Impressioni? Coincidenze irripetibili di una città giovane e progressista? Non solo. In tutta la Germania la percentuale dei neopapà che prendono un congedo di paternità è schizzata dal 3,5% del 2007 al 16% del 2009 fino al 25% oggi. Le cifre - riportate in uno studio dell'Istituto tedesco per la ricerca economica (Diw) e rimbalzate sul quotidiano Berliner Zeitung - sono il risultato di una riforma messa in piedi cinque anni fa dall'allora ministro della Famiglia Ursula von der Leyen, madre di sette figli e oggi ministro del Lavoro. Il sistema lanciato nel 2007 prevede in linea di massima fino a 14 mesi (per figlio) di congedo genitoriale, in cui viene versato fino al 67% dello stipendio a chi accudisce il bambino. Padre o madre che sia, non fa differenza. Anzi, se alla fine è comunque solo la madre a restare a casa, il congedo si blocca al dodicesimo mese. Altrimenti, se anche il padre lascia il lavoro per la cameretta del bebé, allora si arriva ai 14 mesi. Forse è anche per questo - per quei 2 medi di «bonus» se interviene anche il papà - che il congedo medio maschile viaggia proprio tra uno e due mesi. Ma c'è chi (il 14%) va oltre e resta a casa dai tre agli otto mesi.
Family-MenI tedeschi, storicamente amanti dei numeri e della precisione, hanno anche quantificato le ore. Quando sono in paternità, gli uomini dedicano ai figli 7 ore del giorno, contro le 2,7 ore nelle normali giornate di lavoro. «Sette ore, ma potrebbero fare ancora meglio», storcono il naso non poche mogli e compagne. Resta il fatto che, in ogni caso, un papà su quattro accetta uno stipendio ridotto pur di passare qualche mese con il nuovo arrivato. E - quasi incredibile, ma vero - ci sono padri che, una volta tornati tra computer e scrivania, chiedono il part time. Qui mancano i numeri, ed è prevedibile che siano piuttosto bassi. Ma il fenomeno, visto con occhi mediterranei, dà comunque nell'occhio.

Un'altra sorpresa viene dalla classifica dei Land (le regioni in cui è divisa la Germania) dove più alta è la quota dei padri in congedo.

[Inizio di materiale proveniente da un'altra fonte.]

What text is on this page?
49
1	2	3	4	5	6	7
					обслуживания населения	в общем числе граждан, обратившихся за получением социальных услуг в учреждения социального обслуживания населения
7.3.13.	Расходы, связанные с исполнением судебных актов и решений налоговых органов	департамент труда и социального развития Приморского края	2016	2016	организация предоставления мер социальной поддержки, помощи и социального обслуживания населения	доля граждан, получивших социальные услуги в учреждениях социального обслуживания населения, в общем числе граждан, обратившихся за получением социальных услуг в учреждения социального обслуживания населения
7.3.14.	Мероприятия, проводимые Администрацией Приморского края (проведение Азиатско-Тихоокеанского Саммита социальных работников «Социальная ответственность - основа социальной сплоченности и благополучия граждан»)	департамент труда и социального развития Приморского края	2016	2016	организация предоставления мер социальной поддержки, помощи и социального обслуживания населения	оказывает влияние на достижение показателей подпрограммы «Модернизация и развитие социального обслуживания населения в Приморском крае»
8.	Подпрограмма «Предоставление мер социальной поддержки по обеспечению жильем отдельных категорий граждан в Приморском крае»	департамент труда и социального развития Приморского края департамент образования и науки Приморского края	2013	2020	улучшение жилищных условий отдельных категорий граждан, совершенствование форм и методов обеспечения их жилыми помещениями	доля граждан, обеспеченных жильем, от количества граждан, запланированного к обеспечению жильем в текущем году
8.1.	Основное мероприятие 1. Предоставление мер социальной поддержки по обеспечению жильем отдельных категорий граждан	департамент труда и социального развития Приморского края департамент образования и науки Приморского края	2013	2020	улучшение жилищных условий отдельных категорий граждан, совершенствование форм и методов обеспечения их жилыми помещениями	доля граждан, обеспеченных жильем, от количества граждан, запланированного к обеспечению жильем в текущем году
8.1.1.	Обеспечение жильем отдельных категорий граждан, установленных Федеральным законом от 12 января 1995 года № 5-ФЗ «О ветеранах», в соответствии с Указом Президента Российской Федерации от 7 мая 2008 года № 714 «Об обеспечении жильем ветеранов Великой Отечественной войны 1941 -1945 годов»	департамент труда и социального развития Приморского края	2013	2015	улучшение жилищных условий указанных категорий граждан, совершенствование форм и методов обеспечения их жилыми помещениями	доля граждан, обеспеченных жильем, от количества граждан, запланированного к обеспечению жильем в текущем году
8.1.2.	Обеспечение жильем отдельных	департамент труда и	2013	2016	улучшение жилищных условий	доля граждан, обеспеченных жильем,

La lista, stilata dall'Ufficio statistico federale, vede sul podio due Land della vecchia Germania Est: la Sassonia (prima) e il Brandeburgo (terzo). Al secondo posto la ricca Baviera, al quarto Berlino. In Baviera, dove il mercato del lavoro «tira» e la domanda delle aziende è forte, probabilmente molti padri in congedo non temono «ripercussioni» al loro ritorno in ufficio. Nei Land dell'Est la situazione può essere più complessa e il mercato meno roseo. Eppure, come appunto in Sassonia, in diverse regioni la quota dei padri in congedo è più alta, molto più alta, di quanto succede in facoltosi Land dell'Ovest, dal Baden-Wuerttemberg al Nord Reno-Westfalia.

Dietro tanti «family men» tedeschi ci sono molte donne che, normalmente, guadagnano più dei loro mariti o compagni. Quindi, fatti due conti in tasca, la coppia può ritenere più opportuno dare più spazio a lei nel lavoro. E una prova di tutto ciò la danno, ancora una volta, i numeri: da quando il congedo è diventato «egalitario», le donne tornano prima in ufficio, gli uomini dopo e - nell'anno che segue alla nascita del bimbo - il reddito complessivo della famiglia è oggi più alto di quanto succedeva in passato. «Significativamente» più alto, precisa lo studio «made in Germany».